Peer review and research integrity: a personal view

In our latest Peer Review Week related blog, Jocelyn Wogan-Browne, Professor Emerita, Fordham University and previous Director of York Medieval Press, shares her personal views on the importance of Peer Review as a writer, an editor and a reviewer.

It’s difficult to get people to undertake peer reviewing these days: most academics are extremely busy and barely have time to do their own research let alone evaluate that of others. Nevertheless peer review rightly persists as the gold standard for academic work, for all the obvious reasons: guarantee of quality, a guard against undue influence or favoritism. It ‘takes a village’ to produce a good piece of research and analysis: no one can go it alone without predecessors or ongoing conversations in research communities.  Peer review is an important part of those conversations: a rare chance to have informed and engaged practitioners look hard at your work and offer constructive response and judgement. Just as a PhD viva or defence is not simply an alarming prospect of judgment but a seldom repeated opportunity to have readers of multiple expertise fully focused on one’s work, so too peer review is an opportunity without which we would all be the poorer.  

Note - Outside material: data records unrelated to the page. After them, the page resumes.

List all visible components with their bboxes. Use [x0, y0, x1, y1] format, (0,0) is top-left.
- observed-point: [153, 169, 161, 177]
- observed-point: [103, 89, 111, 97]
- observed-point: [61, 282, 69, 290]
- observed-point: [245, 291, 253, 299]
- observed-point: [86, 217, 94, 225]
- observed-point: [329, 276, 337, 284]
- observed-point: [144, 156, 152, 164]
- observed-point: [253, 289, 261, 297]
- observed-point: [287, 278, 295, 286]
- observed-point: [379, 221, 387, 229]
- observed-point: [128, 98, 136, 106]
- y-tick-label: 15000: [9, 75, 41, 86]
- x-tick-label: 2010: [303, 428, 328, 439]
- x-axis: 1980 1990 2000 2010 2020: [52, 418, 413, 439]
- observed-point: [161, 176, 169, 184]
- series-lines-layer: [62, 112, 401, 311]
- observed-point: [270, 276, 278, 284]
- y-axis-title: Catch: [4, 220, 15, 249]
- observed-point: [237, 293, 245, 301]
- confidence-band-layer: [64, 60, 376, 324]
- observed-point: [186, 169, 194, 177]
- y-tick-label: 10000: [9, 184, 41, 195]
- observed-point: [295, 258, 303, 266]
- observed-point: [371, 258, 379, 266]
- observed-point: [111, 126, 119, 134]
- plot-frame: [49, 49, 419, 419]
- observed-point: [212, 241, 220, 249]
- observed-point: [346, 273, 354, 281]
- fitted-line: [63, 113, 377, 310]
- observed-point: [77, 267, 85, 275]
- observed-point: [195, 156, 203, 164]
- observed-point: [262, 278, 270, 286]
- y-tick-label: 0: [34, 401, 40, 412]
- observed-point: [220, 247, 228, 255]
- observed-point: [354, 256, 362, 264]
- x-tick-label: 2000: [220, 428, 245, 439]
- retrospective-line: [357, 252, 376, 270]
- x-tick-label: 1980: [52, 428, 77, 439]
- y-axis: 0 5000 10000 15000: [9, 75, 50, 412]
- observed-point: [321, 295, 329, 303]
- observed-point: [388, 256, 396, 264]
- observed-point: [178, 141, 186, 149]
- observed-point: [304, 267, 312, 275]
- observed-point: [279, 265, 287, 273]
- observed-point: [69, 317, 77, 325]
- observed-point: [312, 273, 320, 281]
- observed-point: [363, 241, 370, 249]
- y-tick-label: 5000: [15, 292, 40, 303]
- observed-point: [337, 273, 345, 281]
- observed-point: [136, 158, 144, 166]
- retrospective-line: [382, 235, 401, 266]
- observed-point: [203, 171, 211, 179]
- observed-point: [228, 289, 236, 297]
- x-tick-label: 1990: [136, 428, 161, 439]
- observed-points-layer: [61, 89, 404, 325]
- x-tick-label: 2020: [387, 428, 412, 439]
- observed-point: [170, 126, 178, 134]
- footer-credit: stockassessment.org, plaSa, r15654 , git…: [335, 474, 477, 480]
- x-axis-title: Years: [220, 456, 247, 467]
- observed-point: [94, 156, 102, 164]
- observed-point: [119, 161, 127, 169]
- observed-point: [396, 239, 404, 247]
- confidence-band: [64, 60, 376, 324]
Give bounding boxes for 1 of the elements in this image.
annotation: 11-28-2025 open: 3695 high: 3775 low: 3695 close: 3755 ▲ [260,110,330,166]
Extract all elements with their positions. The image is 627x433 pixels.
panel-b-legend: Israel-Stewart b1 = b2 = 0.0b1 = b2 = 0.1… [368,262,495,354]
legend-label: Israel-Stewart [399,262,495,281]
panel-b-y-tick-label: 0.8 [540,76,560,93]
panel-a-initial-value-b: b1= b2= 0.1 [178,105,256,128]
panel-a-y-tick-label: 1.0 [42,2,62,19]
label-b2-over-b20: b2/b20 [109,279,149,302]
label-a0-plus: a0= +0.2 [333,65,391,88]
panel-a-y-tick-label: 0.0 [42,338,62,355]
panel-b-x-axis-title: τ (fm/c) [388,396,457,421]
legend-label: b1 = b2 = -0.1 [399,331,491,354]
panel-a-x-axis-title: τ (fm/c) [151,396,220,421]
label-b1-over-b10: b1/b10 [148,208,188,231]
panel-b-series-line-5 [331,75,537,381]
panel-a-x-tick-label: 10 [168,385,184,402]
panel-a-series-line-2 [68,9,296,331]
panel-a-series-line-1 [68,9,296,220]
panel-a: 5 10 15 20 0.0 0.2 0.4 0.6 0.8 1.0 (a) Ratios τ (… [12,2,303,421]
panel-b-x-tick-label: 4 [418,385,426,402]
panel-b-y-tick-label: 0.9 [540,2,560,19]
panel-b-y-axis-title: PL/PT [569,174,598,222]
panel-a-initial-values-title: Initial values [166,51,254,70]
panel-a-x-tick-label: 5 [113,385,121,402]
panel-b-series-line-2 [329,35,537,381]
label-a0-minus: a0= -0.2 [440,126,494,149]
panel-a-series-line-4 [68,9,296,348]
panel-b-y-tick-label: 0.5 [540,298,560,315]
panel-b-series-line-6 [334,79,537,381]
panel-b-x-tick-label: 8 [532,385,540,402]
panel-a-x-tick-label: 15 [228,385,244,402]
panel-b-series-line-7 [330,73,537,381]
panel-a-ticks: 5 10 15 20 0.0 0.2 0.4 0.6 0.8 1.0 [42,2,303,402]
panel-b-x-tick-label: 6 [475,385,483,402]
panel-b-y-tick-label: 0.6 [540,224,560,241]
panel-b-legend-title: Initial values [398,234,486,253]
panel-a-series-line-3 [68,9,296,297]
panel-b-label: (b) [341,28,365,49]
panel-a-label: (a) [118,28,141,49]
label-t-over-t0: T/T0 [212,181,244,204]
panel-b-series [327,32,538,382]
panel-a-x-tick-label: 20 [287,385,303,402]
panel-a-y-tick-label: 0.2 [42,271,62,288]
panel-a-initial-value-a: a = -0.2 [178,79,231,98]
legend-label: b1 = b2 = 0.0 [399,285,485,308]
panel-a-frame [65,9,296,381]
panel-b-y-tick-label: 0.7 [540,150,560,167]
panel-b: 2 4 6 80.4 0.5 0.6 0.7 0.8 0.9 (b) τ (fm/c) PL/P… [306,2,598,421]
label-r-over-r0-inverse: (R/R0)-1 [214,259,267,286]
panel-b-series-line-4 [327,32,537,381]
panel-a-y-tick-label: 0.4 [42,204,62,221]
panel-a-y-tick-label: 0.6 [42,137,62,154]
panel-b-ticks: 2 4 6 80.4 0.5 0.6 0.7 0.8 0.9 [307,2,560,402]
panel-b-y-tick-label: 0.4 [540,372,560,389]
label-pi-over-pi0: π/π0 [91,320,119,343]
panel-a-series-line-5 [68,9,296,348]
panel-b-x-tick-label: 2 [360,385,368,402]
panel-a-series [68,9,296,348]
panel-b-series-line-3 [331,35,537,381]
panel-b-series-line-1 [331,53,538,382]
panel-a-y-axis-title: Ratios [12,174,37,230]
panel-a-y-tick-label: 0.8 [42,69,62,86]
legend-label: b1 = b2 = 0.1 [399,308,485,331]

      I want to speak more personally of the advantages of the system both as a writer and as a reviewer.  I have often received close criticism of a piece with a sense of initial alarm, perhaps even affront (they want to change my hard thought-out points and words!!). After this initial self-protective and egotistic response, I have always eventually seen the reviewer’s point of view and felt profoundly grateful.  After you calm down, it is quite clear that you’ve been saved from many bêtises or that your argument has been tightened or that the section you were so proud of really was digressive and you will get more sustained attention from your readers if you ditch it.  If you honestly disagree ultimately over some points, you can make a case for that while undertaking the suggestions and remedies you do find helpful. The really frustrating thing is to have a lazy editor/peer reviewer who simply says, ‘yes that’s fine’  rather than putting in the analytic sweat that’s going to notch your work up several degrees.   Although many academic acknowledgements serve in part as pedigree for the work with the more great names the better, there is a great deal of heartfelt gratitude rightly expressed in for readers who have given their time and insight generously to another person’s work. The obvious disadvantage of peer review – decisions take longer – has in this respect a silver lining: by the time you receive peer review you have some distance on your work and are well placed to make good use of the review.

    As a peer reviewer, I often feel something isn’t right and have to read and re-read in order to articulate my reasons for feeling so in terms that can be acted upon effectively (possibly cursing the extra time involved as I do so). Walking the tight-rope between helping the best possible version of the author’s piece to emerge and being unduly and counterproductively exigent (trying to insist on a rewriting towards what you would have written yourself or towards your own themes and interests) isn’t easy. But if you don’t walk it, you risk being rather useless on the one hand or prone to shrinking the world of possibilities to your own measure on the other.  And of course, if you never undertake peer review your sense of what’s going on in your own and adjacent fields is correspondingly restricted or outdated.  

    On either side, peer review is a relation of intrinsic value when properly pursued. Doing without it impoverishes academic work. People who do it well out of a mixture of generosity, a sense of what the subject needs and serious analytic attention to others’ work give real and significant service. How delighted we all are when our students take constructive criticism and run with it perhaps beyond the original vision of the criticism, and how much this should be a model for post- graduation academic production.  Those who receive good peer review flourish intellectually and so do our fields of work.